Unlike more traditional weapons systems — tanks, ships, planes — missile defense is a growing business both in the US and worldwide as concern rises over North Korean, Iranian, and other growing arsenals of ballistic missiles. With government blessing, Lockheed Martin is selling its THAAD (Terminal High-Altitude Air Defense) anti-missile system to the United Arab Emirates and Qatar — whose Sunni aristocracies are deeply nervous about revolutionary Shia Iran — and TPY-2 is the targeting radar for the THAAD package, so Raytheon gets a sale for every THAAD battery Lockheed sells. TPY-2 can also be used independently of THAAD as an early warning system, spotting enemy missile launches and relaying the data to distant missile-defense batteries, be they Army THAADs, Navy Aegis systems, or the Ground-Based Intercept (GBI) sites in Alaska and California that Hagel has ordered beefed up with almost 50 percent more missiles.

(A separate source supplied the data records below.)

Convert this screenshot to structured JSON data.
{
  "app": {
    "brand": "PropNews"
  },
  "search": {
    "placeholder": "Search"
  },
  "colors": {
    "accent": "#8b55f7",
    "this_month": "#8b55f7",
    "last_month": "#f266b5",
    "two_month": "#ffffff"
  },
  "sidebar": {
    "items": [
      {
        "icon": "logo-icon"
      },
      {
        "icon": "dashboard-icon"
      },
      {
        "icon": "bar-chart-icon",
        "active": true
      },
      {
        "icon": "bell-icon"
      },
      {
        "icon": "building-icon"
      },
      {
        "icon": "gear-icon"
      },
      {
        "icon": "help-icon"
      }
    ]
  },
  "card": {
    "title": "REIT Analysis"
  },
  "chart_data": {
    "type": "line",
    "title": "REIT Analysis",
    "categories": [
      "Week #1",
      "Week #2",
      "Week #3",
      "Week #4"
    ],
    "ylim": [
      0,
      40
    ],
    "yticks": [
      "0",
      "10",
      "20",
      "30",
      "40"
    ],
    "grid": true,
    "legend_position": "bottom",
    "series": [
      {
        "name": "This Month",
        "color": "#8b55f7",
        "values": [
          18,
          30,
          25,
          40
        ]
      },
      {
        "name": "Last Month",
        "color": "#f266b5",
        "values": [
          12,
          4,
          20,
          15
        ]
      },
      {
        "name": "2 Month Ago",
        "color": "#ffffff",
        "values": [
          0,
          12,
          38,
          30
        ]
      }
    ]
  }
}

Currently there are two THAAD batteries in service and a third being organized, each with its TPY-2. Then there are five independent radars either currently or planned to be forward-based around the world: in Japan (the pending deployment Hagel talked up today) to keep an eye on North Korea; in Israel, Turkey, and (unofficially) Qatar to keep an eye on Iran and, secondarily, Syria; and at the Kwajalein range in the US Marshall Islands for missile defense tests.
Under intensifying budget pressure, however, the administration decided to cut back its purchases of THAAD and TPY-2. As last as the 2012 budget, the plan had been to buy 18 radars, two a year, nine for the Army’s nine THAAD batteries and the other nine for forward deployment and testing sites. The 2013 budget request released over a year ago, however, cut the 2013 buy from two to one and the long-term plan from 18 to 11. (It also cut the planned number of THAAD batteries from nine to six). Six months into fiscal 2013, the federal government is still operating on an ad hoc Continuing Resolution rather than a proper spending bill, but the Defense Department at least is likely to get an appropriations bill before March 27th, and that bill — as passed by the House and being considered in the Senate — includes an additional $160 million to put the second radar back in the budget. The bill also adds another $100 million for THAAD, although that’s not enough to buy back an entire battery.
It’s worth noting that doubling the number of radars purchased doesn’t double the cost to the federal government: Buying one radar was $217 million, buying two is $380 million. Part of the difference is the number of spare parts and other accessories, but part is genuine efficiency: Buying more radars spreads out both government administrative overhead and Raytheon’s fixed costs. But with budget numbers shrinking and the budget process in utter disarray, it’s increasingly difficult to invest more in the short term to reap long-term savings.